Notice that both sentences provide the same information even though they are worded differently.

Here’s a more difficult passage.

Edith Wharton’s introduction to her novel Ethan Frome concludes as follows:

“These primary aims, the only ones that can be explicitly stated, must, by the artist, be almost instinctively felt and acted upon before there can pass into his creation that imponderable something which causes life to circulate in it, and preserves it for a little from decay.”

In other words, the artist’s “primary aims” must be “felt and acted upon,” before they for characters to come to life. The “imponderable something” that makes characters seem alive to readers “causes life to circulate in it” and “preserves it for a little from decay.”

Contradictors

Contradictors are words or phrases that indicate that the passage includes a contrast.

although/though but in contrast in spite of/ despite however
meanwhile nevertheless on the other hand unlike whereas
while for all that yet nonetheless

For example:

Although our path led through dark tunnels and over hazardous mountains, we persevered.

Or

Our path led through dark tunnels and over hazardous mountains, yet we persevered.

Or

We persevered despite the long tunnels and hazardous mountains that lay in our path.

In each of these sentences, the perseverance contrasts with the difficulty of the path to suggest that the speaker was determined and/or tough enough to survive.

Here’s a test-level example from Charlotte Bronte’s Jane Eyre found at Project Gutenberg. Jane is waiting for a chance to open a letter.

Various duties awaited me on my arrival: I had to sit with the girls during their hour of study; then it was my turn to read prayers; to see them to bed: afterwards I supped with the other teachers. Even when we finally retired for the night, the inevitable Miss Gryce was still my companion: we had only a short end of candle in our candlestick, and I dreaded lest she should talk till it was all burnt out; fortunately, however, the heavy supper she had eaten produced a soporific effect: she was already snoring before I had finished undressing. There still remained an inch of candle.

Here, the contrast phrase fortunately, however is easy to miss because it occurs near the end of the passage. It is essential to the meaning of the sentence, however, because it transitions from the list of frustrations Jane faces to her one stroke of good luck.

Cause and effect

Cause and effect continuers establish a relationship or explain why something is happening.

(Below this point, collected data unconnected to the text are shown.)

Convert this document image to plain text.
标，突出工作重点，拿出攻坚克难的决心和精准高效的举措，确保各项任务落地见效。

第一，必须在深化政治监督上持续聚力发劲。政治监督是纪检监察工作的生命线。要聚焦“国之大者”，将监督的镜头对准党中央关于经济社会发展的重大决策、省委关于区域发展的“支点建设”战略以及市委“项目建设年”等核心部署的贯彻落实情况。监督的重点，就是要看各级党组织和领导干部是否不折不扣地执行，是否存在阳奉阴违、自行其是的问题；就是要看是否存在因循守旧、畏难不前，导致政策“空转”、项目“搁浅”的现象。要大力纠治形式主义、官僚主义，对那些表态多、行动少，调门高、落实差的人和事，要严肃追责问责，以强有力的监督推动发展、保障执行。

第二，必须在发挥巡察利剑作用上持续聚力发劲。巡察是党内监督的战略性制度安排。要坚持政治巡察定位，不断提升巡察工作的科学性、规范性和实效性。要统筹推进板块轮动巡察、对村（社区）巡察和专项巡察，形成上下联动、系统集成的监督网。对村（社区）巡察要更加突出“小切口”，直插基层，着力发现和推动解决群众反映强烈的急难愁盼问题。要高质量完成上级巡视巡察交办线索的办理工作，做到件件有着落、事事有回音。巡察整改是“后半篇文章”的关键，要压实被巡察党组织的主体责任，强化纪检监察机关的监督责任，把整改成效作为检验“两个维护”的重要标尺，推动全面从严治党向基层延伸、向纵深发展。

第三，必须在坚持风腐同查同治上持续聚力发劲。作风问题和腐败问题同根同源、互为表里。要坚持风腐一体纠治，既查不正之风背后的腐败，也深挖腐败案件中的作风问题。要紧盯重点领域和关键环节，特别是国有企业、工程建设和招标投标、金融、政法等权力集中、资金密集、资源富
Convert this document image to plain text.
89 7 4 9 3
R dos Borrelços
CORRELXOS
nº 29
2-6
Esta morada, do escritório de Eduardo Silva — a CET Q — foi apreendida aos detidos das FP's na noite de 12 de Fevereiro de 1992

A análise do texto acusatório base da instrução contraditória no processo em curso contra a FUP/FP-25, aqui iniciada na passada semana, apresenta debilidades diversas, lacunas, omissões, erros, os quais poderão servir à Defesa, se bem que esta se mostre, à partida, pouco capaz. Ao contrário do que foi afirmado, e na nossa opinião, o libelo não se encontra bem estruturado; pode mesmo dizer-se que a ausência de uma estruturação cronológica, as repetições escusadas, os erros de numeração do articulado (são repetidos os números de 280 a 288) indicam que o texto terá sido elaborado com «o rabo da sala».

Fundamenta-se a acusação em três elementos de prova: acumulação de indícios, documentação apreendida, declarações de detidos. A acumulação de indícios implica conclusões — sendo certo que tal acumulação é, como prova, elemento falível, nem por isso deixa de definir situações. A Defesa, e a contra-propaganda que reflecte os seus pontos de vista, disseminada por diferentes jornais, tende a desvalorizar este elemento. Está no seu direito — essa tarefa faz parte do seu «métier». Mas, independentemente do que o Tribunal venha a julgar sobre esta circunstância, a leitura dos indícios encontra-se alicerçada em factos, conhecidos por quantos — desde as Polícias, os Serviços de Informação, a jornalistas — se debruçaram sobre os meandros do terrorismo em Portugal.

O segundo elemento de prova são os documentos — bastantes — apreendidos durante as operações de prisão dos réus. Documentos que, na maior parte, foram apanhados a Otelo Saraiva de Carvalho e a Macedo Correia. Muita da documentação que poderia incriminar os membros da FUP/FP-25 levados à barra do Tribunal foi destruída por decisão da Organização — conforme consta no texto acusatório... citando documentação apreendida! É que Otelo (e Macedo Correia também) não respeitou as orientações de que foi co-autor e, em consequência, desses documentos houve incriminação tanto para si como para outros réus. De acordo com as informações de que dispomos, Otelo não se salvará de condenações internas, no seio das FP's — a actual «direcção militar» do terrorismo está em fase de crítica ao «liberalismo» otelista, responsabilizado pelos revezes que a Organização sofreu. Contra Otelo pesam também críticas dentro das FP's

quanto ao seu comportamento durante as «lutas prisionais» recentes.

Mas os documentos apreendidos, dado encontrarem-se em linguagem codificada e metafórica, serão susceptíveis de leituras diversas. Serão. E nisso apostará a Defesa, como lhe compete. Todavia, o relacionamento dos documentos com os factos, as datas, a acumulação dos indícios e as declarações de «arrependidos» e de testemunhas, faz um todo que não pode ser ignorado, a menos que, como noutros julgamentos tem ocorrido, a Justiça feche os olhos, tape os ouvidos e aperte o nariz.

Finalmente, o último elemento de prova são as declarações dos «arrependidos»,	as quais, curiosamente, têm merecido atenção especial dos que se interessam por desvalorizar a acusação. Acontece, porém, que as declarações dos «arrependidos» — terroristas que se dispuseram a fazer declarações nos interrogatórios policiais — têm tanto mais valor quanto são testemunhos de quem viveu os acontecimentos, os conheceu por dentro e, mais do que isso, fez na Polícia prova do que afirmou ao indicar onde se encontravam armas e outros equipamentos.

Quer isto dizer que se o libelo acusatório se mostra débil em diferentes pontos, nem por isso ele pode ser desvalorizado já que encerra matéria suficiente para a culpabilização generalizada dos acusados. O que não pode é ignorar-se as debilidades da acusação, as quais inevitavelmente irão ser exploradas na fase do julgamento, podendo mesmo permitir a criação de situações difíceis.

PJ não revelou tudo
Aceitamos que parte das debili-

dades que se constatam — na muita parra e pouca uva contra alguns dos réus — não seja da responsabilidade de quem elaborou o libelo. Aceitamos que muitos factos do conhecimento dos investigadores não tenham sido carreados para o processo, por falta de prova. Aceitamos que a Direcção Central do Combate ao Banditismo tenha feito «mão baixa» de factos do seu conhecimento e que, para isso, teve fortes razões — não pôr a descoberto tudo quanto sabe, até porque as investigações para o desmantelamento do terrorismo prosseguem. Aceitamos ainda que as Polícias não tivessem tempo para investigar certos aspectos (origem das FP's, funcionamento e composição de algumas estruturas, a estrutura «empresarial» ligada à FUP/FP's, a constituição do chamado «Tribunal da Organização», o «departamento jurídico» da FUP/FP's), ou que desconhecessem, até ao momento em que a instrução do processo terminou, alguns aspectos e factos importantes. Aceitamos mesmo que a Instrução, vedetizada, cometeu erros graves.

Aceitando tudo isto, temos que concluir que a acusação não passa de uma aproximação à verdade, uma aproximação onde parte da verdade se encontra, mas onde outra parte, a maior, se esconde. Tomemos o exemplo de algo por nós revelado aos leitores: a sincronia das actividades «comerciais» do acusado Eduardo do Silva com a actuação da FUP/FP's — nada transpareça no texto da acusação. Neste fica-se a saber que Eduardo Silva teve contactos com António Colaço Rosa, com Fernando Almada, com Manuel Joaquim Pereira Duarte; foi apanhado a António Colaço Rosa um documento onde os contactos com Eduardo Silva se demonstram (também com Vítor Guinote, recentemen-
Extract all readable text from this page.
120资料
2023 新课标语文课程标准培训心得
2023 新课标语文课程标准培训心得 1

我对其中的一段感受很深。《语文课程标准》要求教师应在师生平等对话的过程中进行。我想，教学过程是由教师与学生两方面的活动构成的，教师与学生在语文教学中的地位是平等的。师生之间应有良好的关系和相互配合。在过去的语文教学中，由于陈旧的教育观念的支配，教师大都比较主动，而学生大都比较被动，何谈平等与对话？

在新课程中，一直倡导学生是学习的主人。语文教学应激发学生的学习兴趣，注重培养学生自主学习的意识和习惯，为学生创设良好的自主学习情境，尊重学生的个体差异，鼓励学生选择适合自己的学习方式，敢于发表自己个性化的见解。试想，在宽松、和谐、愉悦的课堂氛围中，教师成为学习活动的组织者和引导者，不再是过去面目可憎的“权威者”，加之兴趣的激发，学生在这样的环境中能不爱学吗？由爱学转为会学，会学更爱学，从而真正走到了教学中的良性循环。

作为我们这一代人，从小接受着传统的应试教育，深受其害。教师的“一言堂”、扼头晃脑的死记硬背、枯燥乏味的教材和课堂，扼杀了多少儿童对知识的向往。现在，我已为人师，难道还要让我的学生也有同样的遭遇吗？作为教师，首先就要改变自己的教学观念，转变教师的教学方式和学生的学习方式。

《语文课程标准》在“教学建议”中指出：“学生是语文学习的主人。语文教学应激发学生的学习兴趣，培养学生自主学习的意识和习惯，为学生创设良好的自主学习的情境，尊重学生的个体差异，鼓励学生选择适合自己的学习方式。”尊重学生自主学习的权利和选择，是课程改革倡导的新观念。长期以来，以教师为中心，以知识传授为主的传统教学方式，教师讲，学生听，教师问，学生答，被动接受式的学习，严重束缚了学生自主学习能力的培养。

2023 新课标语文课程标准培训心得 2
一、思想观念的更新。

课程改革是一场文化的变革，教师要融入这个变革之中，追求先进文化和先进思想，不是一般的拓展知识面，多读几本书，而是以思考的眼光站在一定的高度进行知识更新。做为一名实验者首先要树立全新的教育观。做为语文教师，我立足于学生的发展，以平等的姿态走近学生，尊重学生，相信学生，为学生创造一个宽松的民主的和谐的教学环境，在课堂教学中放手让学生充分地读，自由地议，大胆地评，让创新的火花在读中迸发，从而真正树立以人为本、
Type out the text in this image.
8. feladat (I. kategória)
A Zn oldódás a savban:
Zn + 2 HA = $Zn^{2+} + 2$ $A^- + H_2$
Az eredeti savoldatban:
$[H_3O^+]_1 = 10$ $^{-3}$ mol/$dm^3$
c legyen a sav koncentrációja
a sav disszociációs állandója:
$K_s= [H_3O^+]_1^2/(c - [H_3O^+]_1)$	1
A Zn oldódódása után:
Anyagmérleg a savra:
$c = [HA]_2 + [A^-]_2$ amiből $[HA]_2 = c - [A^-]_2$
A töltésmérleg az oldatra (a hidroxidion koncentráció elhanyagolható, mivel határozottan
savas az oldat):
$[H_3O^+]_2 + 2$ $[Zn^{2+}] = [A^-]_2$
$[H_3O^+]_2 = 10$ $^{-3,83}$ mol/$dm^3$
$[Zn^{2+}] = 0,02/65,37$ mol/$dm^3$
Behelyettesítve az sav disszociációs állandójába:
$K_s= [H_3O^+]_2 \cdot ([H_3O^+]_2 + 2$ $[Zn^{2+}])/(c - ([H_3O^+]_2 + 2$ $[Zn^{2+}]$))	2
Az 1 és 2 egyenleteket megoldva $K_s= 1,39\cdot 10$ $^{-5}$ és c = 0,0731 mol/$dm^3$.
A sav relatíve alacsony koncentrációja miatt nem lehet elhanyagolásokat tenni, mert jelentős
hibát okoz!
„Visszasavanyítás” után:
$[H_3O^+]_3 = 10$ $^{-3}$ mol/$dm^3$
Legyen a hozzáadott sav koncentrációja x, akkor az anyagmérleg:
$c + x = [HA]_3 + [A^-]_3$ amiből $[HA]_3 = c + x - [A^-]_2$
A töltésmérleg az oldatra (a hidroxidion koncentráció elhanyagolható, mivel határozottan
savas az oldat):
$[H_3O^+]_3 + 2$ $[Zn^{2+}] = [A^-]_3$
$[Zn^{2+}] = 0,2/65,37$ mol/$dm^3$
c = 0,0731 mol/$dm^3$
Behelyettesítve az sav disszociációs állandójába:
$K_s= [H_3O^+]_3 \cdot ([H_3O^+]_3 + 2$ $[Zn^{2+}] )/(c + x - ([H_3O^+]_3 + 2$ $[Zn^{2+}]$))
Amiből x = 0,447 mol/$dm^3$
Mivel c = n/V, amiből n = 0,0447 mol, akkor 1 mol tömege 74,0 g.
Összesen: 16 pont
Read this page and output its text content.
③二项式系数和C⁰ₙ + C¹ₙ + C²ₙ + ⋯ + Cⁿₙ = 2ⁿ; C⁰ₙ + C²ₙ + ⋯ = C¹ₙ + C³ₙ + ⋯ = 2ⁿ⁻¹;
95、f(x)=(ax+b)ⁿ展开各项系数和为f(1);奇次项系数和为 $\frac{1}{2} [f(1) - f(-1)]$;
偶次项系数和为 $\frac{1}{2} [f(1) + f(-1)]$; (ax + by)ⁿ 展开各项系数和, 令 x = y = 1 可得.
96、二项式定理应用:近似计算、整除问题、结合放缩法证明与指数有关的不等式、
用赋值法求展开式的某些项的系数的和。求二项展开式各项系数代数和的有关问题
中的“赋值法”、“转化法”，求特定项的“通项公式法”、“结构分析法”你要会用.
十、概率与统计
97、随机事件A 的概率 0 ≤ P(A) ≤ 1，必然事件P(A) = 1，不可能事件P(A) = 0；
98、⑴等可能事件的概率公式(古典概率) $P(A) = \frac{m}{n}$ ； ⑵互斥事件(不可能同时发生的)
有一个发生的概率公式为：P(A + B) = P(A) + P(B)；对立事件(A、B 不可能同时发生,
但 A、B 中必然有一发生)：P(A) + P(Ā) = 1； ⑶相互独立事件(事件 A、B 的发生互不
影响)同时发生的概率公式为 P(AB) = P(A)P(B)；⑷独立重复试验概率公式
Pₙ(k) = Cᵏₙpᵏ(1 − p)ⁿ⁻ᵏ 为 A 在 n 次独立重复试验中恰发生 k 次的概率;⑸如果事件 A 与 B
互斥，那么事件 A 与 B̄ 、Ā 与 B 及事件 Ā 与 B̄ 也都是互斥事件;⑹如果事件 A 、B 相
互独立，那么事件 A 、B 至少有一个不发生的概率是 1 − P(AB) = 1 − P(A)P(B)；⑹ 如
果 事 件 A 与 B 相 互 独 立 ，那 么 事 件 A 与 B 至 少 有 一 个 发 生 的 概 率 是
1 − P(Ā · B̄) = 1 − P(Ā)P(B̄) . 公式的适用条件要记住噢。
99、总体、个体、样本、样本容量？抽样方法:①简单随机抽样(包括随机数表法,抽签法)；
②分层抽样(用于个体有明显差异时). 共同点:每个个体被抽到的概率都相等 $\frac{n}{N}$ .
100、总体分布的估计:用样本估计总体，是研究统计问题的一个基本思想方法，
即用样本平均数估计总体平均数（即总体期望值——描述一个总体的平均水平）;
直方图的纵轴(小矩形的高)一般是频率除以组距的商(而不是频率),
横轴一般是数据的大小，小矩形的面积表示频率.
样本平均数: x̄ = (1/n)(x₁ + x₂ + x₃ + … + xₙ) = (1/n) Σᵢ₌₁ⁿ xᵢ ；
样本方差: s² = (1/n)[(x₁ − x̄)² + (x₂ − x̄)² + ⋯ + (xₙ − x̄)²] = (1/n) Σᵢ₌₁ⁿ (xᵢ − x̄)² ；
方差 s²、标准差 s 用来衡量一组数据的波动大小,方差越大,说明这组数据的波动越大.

as a result because consequently so
therefore thus colons dashes

Many of these words can be used interchangeably. These sentences convey the same meaning:

Russia did not industrialize as fast as the rest of Europe did because its vast size made it difficult to travel, communicate, or develop urban centers for industry and manufacturing.

Russia did not industrialize as fast as the rest of Europe did: its vast size made it difficult to travel, communicate, or develop urban centers for industry and manufacturing.

Russia did not industrialize as fast as the rest of Europe did–its vast size made it difficult to travel, communicate, or develop urban centers for industry and manufacturing.

Here’s a harder example from Sense and Sensibility, by Jane Austen and found at Project Gutenberg.:

By a former marriage, Mr. Henry Dashwood had one son: by his present lady, three daughters. The son, a steady respectable young man, was amply provided for by the fortune of his mother, which had been large, and half of which devolved on him on his coming of age. By his own marriage, likewise, which happened soon afterwards, he added to his wealth. To him therefore the succession to the Norland estate was not so really important as to his sisters; for their fortune, independent of what might arise to them from their father’s inheriting that property, could be but small.

This passage’s length and vocabulary make it challenging, as does the fact that the cause-and-effect word therefore appears in the middle of the passage, just when a reader’s mind is likely to wander. The contradictor therefore connects the idea of Henry’s wealth (the cause) to his lesser need for income (the effect) and his sisters’ greater need for the Norland estate.